Lee H. Pratt

In an initial collaboration at the University of Georgia, we have obtained high quality sequence from 3,552 plasmids selected at random from three equine cDNA libraries made from monocytes, mesenteric lymph nodes, and liver mRNA. Liver cDNAs were sequenced from the 3’ end only. Most monocyte cDNAs were sequenced from the 3’ end only, while 768 were sequenced from both 3’ and 5’ ends. Because lymph node cDNAs were not cloned unidirectionally, they were sequenced from only one end. A total of 3,574 quality sequences, defined as those having a contiguous region of >100 base pairs (bp) exceeding an overall PHRED score of Q16 after removal of vector and polyT, were obtained. These sequences average ~600 nucleotides (nt) in length. When these sequences are evaluated instead with a moving window of Q20, average read lengths are reduced by only ~40 nt. Clustering of 3’ ESTs establishes that they derive from ~1,400 different equine genes (unigenes), giving a gene discovery yield of ~60% (Table 1). BLASTP returns from SwissProt Plus yielded 284 or 195 hits to other equine sequences at an E-value of <-20 or <-50, respectively, and 1838 or 1135 hits overall at the same E-values. Thus, about 60% of the cDNAs that provided quality sequence could be identified in this way. Of those cDNAs for which sequence was obtained from both ends, we found that 98% were annotated identically irrespective of whether the EST was 3’ or 5’. Thus, our 3’ EST are sufficiently long and accurate to provide annotation that is essentially as good as that provided by 5’ ESTs. These quality sequences have been deposited in GenBank and can be viewed without trimming elsewhere on this web site. Clone requests are filled as described on another page.

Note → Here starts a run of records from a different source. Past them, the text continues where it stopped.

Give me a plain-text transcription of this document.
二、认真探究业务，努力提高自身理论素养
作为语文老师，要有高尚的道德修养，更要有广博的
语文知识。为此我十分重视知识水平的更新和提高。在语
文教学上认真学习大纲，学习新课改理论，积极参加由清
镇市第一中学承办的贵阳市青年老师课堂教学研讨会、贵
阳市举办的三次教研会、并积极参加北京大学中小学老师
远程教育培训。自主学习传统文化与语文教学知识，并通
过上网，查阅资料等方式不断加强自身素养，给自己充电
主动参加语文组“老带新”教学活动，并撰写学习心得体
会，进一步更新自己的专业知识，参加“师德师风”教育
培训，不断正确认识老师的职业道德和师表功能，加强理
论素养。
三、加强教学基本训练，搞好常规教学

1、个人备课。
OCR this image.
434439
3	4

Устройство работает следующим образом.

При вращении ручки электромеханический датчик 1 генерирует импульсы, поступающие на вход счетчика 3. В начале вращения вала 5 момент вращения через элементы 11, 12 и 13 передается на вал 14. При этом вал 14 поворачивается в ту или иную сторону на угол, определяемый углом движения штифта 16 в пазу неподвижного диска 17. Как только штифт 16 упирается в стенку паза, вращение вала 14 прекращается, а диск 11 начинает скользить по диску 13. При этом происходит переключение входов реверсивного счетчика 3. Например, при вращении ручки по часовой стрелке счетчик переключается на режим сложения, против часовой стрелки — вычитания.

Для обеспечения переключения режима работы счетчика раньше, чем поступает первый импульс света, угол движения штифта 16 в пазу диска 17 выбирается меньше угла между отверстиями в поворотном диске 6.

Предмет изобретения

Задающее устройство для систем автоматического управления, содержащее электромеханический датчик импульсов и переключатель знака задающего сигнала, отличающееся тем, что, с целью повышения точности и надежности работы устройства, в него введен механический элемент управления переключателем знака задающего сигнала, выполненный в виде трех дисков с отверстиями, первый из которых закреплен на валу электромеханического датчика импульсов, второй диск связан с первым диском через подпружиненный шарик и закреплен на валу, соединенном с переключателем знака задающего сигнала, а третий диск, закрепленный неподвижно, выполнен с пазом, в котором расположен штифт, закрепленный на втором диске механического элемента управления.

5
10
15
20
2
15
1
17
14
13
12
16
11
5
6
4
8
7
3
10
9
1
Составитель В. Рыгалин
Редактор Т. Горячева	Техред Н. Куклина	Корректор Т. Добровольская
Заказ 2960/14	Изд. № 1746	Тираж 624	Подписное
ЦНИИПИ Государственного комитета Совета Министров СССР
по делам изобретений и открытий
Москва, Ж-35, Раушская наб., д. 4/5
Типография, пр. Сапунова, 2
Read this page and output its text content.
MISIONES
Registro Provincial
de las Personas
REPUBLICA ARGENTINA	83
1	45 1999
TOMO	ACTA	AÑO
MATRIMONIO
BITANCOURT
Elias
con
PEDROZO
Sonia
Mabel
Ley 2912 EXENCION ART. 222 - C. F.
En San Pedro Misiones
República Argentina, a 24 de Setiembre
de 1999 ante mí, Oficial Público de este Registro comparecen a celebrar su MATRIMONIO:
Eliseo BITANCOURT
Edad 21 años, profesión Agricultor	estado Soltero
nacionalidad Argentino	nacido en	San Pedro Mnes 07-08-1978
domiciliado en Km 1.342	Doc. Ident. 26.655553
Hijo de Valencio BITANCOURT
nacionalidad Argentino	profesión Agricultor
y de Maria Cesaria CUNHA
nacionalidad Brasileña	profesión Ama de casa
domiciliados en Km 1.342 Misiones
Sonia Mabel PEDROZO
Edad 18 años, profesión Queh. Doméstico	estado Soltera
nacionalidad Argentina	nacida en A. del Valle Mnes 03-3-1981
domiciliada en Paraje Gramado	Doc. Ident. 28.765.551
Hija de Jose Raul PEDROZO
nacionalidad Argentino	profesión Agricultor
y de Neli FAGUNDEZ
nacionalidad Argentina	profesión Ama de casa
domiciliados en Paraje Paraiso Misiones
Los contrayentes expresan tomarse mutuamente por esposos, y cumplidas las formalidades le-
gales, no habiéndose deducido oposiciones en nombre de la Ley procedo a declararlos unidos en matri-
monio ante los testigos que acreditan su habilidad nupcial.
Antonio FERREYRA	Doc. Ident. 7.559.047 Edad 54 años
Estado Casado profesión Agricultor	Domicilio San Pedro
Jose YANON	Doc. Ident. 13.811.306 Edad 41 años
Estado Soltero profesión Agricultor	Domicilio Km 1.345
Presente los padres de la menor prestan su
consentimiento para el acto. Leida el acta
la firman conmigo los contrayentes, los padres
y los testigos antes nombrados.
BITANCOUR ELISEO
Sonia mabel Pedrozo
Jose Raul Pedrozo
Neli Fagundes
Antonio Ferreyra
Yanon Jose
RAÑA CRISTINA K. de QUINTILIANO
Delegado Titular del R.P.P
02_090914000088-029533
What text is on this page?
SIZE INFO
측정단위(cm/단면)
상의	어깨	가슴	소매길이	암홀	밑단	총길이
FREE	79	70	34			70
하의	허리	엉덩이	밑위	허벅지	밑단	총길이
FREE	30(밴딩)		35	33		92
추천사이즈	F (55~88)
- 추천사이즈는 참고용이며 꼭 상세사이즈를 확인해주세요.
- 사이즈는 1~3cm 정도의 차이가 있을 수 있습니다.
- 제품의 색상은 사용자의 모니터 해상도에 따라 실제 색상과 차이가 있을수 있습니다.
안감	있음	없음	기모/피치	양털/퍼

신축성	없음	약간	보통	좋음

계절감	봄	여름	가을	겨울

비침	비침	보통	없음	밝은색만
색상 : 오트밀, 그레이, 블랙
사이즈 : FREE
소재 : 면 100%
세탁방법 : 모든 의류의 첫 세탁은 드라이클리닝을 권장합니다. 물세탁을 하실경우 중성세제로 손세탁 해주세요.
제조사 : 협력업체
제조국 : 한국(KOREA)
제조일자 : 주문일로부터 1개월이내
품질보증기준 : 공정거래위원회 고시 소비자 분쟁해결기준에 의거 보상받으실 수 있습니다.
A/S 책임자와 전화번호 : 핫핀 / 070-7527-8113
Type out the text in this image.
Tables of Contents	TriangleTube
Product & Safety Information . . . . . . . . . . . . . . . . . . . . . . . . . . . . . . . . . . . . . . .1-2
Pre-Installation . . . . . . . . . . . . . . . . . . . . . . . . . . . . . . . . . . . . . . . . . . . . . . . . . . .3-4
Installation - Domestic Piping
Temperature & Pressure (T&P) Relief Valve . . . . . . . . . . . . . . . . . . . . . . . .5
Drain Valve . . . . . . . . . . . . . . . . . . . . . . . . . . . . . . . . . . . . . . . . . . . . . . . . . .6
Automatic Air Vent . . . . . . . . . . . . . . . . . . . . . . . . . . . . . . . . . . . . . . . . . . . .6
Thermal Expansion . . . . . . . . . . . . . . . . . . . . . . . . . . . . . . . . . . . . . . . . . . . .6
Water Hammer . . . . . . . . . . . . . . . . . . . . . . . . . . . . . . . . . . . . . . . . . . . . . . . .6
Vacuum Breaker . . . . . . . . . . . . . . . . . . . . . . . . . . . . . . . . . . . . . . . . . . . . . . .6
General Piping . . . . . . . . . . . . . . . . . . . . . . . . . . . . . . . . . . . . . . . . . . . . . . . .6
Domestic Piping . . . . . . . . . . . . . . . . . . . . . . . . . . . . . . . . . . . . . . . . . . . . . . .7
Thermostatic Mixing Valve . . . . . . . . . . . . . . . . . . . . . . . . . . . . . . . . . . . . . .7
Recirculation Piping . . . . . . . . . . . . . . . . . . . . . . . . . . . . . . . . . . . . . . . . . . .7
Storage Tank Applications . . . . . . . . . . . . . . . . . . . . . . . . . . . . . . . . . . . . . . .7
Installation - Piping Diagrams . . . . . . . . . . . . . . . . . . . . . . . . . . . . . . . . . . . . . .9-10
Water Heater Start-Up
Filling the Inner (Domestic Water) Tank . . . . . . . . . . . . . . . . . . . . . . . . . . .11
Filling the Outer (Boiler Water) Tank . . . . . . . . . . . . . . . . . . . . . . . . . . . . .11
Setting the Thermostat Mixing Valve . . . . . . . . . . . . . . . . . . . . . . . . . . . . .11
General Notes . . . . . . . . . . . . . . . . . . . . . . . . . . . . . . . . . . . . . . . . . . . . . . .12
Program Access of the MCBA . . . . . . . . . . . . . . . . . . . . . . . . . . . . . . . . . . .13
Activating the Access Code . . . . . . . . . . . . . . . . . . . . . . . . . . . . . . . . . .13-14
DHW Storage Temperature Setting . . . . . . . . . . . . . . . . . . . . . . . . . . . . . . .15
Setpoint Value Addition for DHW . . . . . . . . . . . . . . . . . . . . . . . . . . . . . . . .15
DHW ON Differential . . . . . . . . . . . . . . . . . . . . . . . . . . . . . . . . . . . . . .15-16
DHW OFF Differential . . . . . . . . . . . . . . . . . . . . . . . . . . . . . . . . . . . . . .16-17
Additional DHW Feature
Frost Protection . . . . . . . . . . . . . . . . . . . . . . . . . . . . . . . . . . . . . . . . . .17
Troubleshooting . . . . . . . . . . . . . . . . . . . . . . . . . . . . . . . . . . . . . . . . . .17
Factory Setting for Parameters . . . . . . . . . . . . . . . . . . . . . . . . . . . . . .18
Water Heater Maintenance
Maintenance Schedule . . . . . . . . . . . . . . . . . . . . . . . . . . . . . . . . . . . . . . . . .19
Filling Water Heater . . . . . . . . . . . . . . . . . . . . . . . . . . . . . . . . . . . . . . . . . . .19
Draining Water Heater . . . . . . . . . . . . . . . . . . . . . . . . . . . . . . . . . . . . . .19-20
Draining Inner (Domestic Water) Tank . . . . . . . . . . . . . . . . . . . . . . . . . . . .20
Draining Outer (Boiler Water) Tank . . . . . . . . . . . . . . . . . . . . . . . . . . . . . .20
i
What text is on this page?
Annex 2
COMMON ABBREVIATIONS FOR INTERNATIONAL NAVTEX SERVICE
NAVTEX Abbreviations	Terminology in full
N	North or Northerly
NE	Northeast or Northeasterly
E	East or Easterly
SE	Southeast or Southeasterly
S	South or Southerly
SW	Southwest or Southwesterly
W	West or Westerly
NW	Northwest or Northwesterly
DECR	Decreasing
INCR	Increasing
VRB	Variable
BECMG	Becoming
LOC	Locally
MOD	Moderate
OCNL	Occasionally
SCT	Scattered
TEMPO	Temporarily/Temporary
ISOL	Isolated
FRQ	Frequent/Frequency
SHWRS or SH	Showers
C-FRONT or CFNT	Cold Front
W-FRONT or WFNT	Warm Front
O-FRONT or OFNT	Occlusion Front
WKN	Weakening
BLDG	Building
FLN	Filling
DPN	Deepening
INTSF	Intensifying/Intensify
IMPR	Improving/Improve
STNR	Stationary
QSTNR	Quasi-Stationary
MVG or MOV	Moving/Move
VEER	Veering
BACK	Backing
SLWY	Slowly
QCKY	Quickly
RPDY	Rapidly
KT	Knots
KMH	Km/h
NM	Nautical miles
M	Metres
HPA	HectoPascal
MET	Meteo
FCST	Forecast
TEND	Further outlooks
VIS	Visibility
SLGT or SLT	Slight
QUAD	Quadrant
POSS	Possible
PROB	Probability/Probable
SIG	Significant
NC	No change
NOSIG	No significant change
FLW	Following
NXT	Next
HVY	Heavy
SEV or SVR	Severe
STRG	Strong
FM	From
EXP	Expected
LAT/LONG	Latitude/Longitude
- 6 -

A summary of our current (as of 29 Jan. 2003) equine EST data is presented in an accompanying table.

Annotation:
These equine ESTs have been annotated in provisional fashion by BLASTX and BLASTN against the SwissProt Plus and GenEMBL databases, respectively. Newly discovered equine cDNAs cover a wide range of function (Figure 1), including cytokines, chemokines, enzyme inhibitors, growth factors, receptors, housekeeping genes, nuclear proteins, proto-oncogenes, and signal transducers. All of these cDNAs have been archived in duplicate at -80°C and are available for distribution (http://fungen.botany.uga.edu/Sorghum/Clone.htm) at cost to cover shipping and handling. Of the cDNAs with an apparent match to known genes, the majority included those involved in cell signaling/cell communication.

Polymorphic Markers:
Our bioinformatics pipeline allows us to detect polymorphic markers, such as SNPs and SSRs, that might be useful in gene mapping studies or for studies of association with specific QTLs such as susceptibility to disease. Current information about such markers is limited, as we have until now included a limited number of genotypes in our cDNA libraries. The table below lists a few examples of the equine SSRs discovered. With additional funding this activity will be expanded substantially.